上場株式については、証券会社に名義変更の手続きをします。

遺言執行に係る費用の支出について

遺言執行の手続きを進めるにあたり、様々な費用がかかります。

下記のような、遺言の執行に関する費用は、相続財産の負担とするとされています。

  • 遺言の検認手続き費用
  • 各相続人への通知にかかる郵送費など
  • 財産調査時にかかる、金融機関の手数料など
  • 遺言執行者の報酬

これらの費用の負担の割合について、相続人間で不公平がでないように、必要に応じて各相続人と事前に調整をしておくことが必要です。

遺言執行者の報酬について

遺言執行者はその業務に対して報酬をうけることができます。

遺言に報酬が定めてあれば、それに従います。

遺言に報酬の定めがない場合は、家庭裁判所に報酬付与の審判を申立てをし、報酬額を決定します。

遺贈をを受ける方が遺言執行者になっている場合などは、報酬を受けることは実質的に意味をなさない場合もあります。

また、必ず報酬を受けなければならないということではありませんので、相続人との関係上無報酬ということでも問題はありません。

遺言執行の任務終了の通知をする

遺言執行者の義務を規定している法律で、遺言執行者は任務の終了を通知することが定められています。

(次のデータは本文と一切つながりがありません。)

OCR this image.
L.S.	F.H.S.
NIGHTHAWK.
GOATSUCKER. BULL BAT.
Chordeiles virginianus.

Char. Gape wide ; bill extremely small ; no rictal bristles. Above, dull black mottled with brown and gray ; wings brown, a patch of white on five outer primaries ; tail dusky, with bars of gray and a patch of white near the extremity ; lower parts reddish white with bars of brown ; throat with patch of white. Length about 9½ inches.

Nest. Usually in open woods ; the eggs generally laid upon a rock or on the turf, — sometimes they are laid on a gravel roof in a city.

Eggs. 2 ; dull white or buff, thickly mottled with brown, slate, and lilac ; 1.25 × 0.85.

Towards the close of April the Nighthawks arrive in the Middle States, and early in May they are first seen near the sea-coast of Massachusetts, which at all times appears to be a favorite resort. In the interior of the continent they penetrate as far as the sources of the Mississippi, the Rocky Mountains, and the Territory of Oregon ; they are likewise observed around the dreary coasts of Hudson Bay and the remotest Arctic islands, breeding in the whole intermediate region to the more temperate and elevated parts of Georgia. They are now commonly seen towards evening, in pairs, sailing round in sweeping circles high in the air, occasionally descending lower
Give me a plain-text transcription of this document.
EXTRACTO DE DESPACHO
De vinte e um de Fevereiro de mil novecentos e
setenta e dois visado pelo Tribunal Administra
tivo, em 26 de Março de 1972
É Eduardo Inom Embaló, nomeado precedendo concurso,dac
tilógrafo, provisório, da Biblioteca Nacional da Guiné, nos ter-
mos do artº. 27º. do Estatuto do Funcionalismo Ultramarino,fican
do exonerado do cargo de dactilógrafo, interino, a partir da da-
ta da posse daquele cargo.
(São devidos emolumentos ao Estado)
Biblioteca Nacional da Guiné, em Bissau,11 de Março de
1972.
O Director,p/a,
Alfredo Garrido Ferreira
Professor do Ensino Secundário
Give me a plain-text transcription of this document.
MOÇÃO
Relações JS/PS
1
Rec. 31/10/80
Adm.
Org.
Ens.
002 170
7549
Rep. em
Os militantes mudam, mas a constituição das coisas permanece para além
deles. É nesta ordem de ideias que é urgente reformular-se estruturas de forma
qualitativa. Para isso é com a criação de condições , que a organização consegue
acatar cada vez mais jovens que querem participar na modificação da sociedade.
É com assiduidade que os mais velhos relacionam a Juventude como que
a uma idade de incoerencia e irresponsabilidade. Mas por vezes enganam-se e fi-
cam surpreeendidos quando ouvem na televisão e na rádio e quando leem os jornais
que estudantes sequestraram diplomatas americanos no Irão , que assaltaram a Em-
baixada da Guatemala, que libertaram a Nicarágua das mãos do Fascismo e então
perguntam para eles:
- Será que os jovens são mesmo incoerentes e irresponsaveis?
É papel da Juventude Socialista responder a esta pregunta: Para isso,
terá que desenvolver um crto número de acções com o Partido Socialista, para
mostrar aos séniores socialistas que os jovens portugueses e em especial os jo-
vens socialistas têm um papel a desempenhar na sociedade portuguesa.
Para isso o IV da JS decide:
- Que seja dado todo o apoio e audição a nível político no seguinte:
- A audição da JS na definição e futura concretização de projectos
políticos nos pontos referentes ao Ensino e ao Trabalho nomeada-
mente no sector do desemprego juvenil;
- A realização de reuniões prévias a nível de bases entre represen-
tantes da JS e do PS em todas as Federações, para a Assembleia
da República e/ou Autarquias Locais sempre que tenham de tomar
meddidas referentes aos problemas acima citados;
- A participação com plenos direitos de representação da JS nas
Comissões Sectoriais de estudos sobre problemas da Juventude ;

任務終了の通知を誰にするのかが定められていませんが、相続人や受寄者などの利害関係人に文書で通知をするようにしましょう。

また、トラブルを避けるためにも、文書には遺言執行の状況について簡潔に記載しておくことが望ましいです。

遺言執行の状況には、各財産の名義変更などの手続きの概況や、遺言執行に係る費用、報酬などを記載します。

遺言執行者をサポートするサービスがあります

遺言執行者の業務について、簡単に説明をさせていただきましたが、ケースバイケースで判断が必要なこともあります。

手続きに不慣れなために、トラブルになり場合によっては訴訟に発展することも考えられます。

遺言執行者に指定された方は、弁護士・司法書士などのサポートを受けることを検討してください。

財産管理に慣れた専門家にサポートを依頼することで、煩雑な手続きから解放され、安心して財産を承継することができます。

遺言執行者サポート

その他の遺言執行者の職務例

これまでは、財産管理を中心としたよくある遺言執行者の職務について解説してきましたが、遺言執行者の職務は本来はもっと広範なものとなっています。

遺言執行者の職務の一例をご紹介します。

認知

遺言書で子を認知していた場合は、遺言執行者は関係当事者の承諾を得た上で、認知の届出を市区町村役場に提出します。

推定相続人の廃除、廃除の取消

遺言書で推定相続人の廃除、廃除の取消がされていた場合、遺言執行者は事実関係を調査したうえで、家庭裁判所に廃除の審判を申立てます。

遺言による一般財団法人の設立

遺言で一般財団法人の設立をする旨が記載されていた場合、遺言執行者は一般財団法人の定款の作成と認証、財産の拠出、法人設立登記の申請を実施します。

遺言による信託

遺言による信託がなされていた場合、信託組成に必要な手続きを行い、財産の移転、信託登記などの手続きを行います。

遺言による生命保険・傷害疾病定額保険の保険金受取人の変更

遺言により保険金受取人の変更が指定されていた場合、遺言執行者は保険会社への通知、必要に応じて被保険者の同意取り付けなどの手続きを実施します。